Pembicaraan basa-basi kami terputus saat Erie datang. Ketika ia masuk ke dalam pembicaraan, dengan sendirinya aku tersingkir. Erie selalu tampak ceria dan lugas, mampu mengimbangi seseorang dengan tipikal Balqis. Cukup tahu diri, aku meninggalkan keduanya agar mereka bisa berbicara lebih leluasa.

Setelah lulus sekolah aku memang jarang ke luar rumah untuk main ke tempat teman, atau nongkrong dan membicarakan cowok, atau melakukan apa pun yang sedang populer. Setelah pulang kerja, ya pulang ke rumah. Malam harinya mendekam di kamar. Menonton film, mendengarkan lagu, main game, membaca novel, atau komik. Hari libur juga sama. Aku bahkan tidak ingat pernah liburan selama 6 tahun ini.

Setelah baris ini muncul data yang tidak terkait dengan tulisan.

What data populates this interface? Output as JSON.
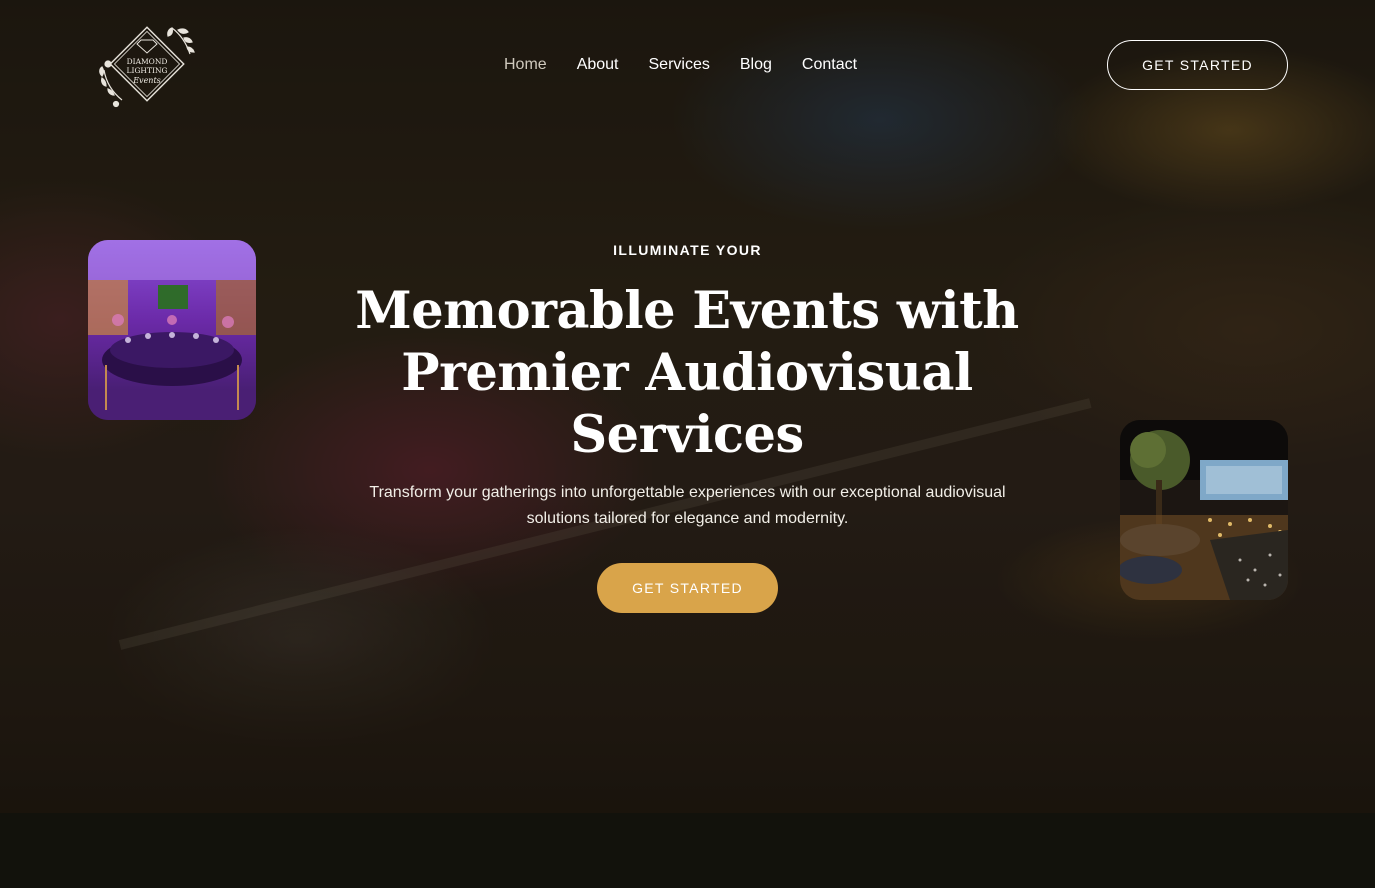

Aku bukan seorang introfert, hikikomori, atau apa pun namanya. Aku juga sangat benci jika disamakan dengan orang-orang setipe itu. Menurutku aku tidak seanti sosial itu, meski aku lebih sering berbicara dengan diriku sendiri dibanding orang lain.

Aku hampir saja melewatkan kelas yang dulunya adalah kelasku karena terlalu sibuk dengan pikiran-pikiran yang sesungguhnya tidak penting.

Aku berjalan perlahan, menghampiri kelas 3 IPS 1. Aku mencoba membuka pintunya dan ternyata tidak terkunci.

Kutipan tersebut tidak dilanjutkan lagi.